Adding elements of circuits into other Makerspace projects is a great idea. I did a 3D printing project with Year 4 students for which one student made a mini basketball hoop. She decided to incorporate space for an LED light and battery in her design. This provided the perfect opportunity to take this ‘teachable moment’ and for her to learn a bit about circuits. She then taught others who chose to extend themselves and incorporate LEDs into their own designs.
- Keep it simple. I do recommend products such as Little Bits and Makey Makey but simply wire, batteries and LED lights work really well and can be used to create some amazing things using both series and parallel circuits.
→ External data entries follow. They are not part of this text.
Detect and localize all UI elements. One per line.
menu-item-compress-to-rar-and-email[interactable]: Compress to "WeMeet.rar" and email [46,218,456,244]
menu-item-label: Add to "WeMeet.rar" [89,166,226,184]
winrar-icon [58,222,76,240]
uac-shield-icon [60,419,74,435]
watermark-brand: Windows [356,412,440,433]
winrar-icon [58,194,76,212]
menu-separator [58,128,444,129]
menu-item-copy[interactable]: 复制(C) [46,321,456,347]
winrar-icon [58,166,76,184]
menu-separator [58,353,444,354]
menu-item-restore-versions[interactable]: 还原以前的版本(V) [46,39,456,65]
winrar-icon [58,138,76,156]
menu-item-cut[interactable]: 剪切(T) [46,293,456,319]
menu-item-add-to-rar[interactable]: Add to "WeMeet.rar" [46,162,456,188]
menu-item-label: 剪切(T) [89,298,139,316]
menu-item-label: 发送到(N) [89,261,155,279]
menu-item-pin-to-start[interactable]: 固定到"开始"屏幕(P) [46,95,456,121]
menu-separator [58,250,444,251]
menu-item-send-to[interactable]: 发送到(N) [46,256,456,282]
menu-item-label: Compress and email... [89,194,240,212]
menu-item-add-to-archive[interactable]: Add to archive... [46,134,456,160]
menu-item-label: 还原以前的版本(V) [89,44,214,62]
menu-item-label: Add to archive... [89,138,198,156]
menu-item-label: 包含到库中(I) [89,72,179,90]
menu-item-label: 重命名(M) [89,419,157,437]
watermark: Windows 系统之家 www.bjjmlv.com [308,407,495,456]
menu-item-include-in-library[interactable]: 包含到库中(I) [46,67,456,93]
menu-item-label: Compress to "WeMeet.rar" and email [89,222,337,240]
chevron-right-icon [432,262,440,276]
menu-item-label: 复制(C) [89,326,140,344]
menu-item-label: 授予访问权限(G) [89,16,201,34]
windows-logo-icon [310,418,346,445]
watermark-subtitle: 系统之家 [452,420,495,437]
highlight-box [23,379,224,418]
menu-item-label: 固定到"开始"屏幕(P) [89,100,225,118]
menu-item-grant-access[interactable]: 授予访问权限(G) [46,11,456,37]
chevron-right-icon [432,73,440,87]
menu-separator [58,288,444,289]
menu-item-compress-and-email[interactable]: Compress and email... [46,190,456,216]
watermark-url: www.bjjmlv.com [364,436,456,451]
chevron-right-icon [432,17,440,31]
- Empower students by extending them so they can teach others
- Teach the vocabulary around the scientific concept you are teaching as you are teaching it, this way students will make connections and have a deeper understanding about what is happening
- Encourage trial and error and challenged-based learning
These can be used to create so many things! Over the years I have created fruit, wood, human and water pianos as well as dance mats and computer game controllers. They are easy to pick up for students in Years 3 – 6 and are good for younger students in small groups. The only issue with Makey Makeys is the science behind the circuit is a bit difficult to understand and is not as transparent as a simple wire, battery, LED circuit. They are fun though and there are lots of interesting ideas on how to use them on the Makey Makey website.
Conductive play dough is easy to make and can be used to create squishy circuits. Here is a recipe. If you forget to use the right kind of salt (which I did the first time!) then students can still make the squishy creatures light up using hidden wires.
I have taught squishy circuits with varying levels of difficulty/scientific explanation with Years Prep – 6.
Wearable Tech (Years 5 and 6)
Students created light-up wearable tech designs for our Young Minds of the Future project. Some of these included a light up dress (pictured left) and a jacket for a bike rider with light-up indicator arrows on the back.